NFL Legend Joe Montana Looks to Disrupt Meat Industry with New Venture
Legendary quarterback Joe Montana is taking his leadership skills from the football field to the startup world, with hopes of disrupting the way people buy their beef.
The former San Francisco 49er and his partners at Liquid 2 Ventures—an early stage venture capital firm—have invested in a Seattle-based food startup called Crowd Cow, which allows customers to buy a cow directly from ranchers using a crowd-funding type approach.
“First of all, I’m a big meat lover and I just like this idea. You get online and you look for meats. There isn’t a lot of competition in the marketplace for something like this in the way they specialize and we believe in the founders,” Montana tells FOX Business.
Ethan Lowry, co-founder of Crowd Cow, says both he and his partner, Joe Heitzeberg, jumped at the opportunity to have the Pro Hall of Famer help coach them through the development process after many startups referred him.

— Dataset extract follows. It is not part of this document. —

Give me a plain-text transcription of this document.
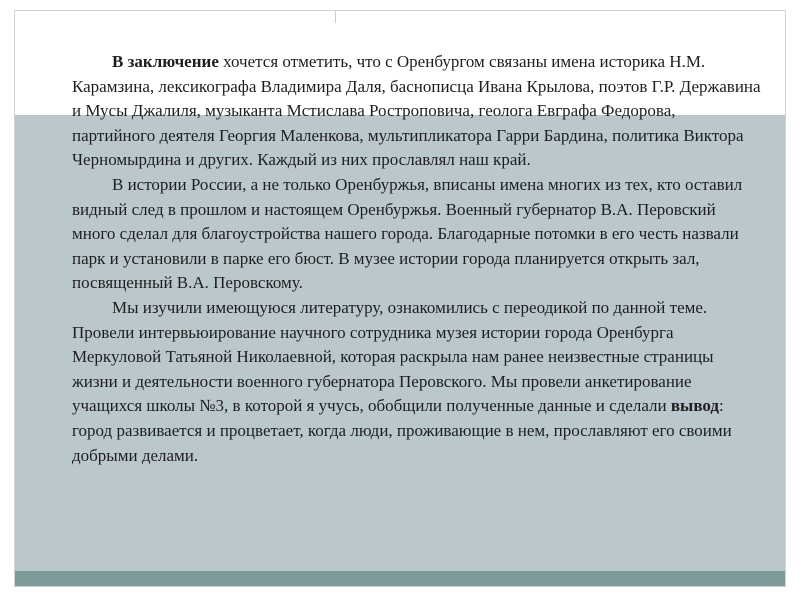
В заключение хочется отметить, что с Оренбургом связаны имена историка Н.М. Карамзина, лексикографа Владимира Даля, баснописца Ивана Крылова, поэтов Г.Р. Державина и Мусы Джалиля, музыканта Мстислава Ростроповича, геолога Евграфа Федорова, партийного деятеля Георгия Маленкова, мультипликатора Гарри Бардина, политика Виктора Черномырдина и других. Каждый из них прославлял наш край.

В истории России, а не только Оренбуржья, вписаны имена многих из тех, кто оставил видный след в прошлом и настоящем Оренбуржья. Военный губернатор В.А. Перовский много сделал для благоустройства нашего города. Благодарные потомки в его честь назвали парк и установили в парке его бюст. В музее истории города планируется открыть зал, посвященный В.А. Перовскому.

Мы изучили имеющуюся литературу, ознакомились с переодикой по данной теме. Провели интервьюирование научного сотрудника музея истории города Оренбурга Меркуловой Татьяной Николаевной, которая раскрыла нам ранее неизвестные страницы жизни и деятельности военного губернатора Перовского. Мы провели анкетирование учащихся школы №3, в которой я учусь, обобщили полученные данные и сделали вывод: город развивается и процветает, когда люди, проживающие в нем, прославляют его своими добрыми делами.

“We were talking to different startups and investors and we were saying, ‘who should we work with, who are the best people to work with?’ And Joe Montana and his partners’ names just kept coming up. It was something where startups really loved working with him and it’s because they invest more than just their money, they also put their time into it,” Lowry tells FOX Business.
Crowd Cow, which launched in 2015, sells one animal at a time, and only processes orders once all parts of the cow are sold, allowing customers to buy shares—or specific cuts—of meat that they want.
“We have a little phrase, we say, ‘you rally your friends, you tip the cow, and you become a steakholder,’” Lowry adds. The meat is then directly shipped to your house without going through multiple middlemen like traditional store-bought meat.
Montana says the biggest sticking point for him was knowing where his meat was actually coming from.
“I think in most cases you don’t have any idea where the cows are coming from or what they’ve been fed or how they’ve reached this weight. There are a lot of ways to get weight on a cow that are not natural. That’s the one thing that you can count on with Crowd Cow is that it’s completely natural,” Montana adds.
Crowd Cow has raised $2 million in venture capital and the founders say they have generated more than $1 million in sales in less than two years by selling over 300 cows. Currently, they are in about 20 states west of the Mississippi, but plan to sell nationwide beginning next month.
“The immediate next step is geographically. We want to build to sell to everybody,” Lowry says. “After that we want to expand to other proteins. We just registered crowdcow.com, I think we would love to do pork.”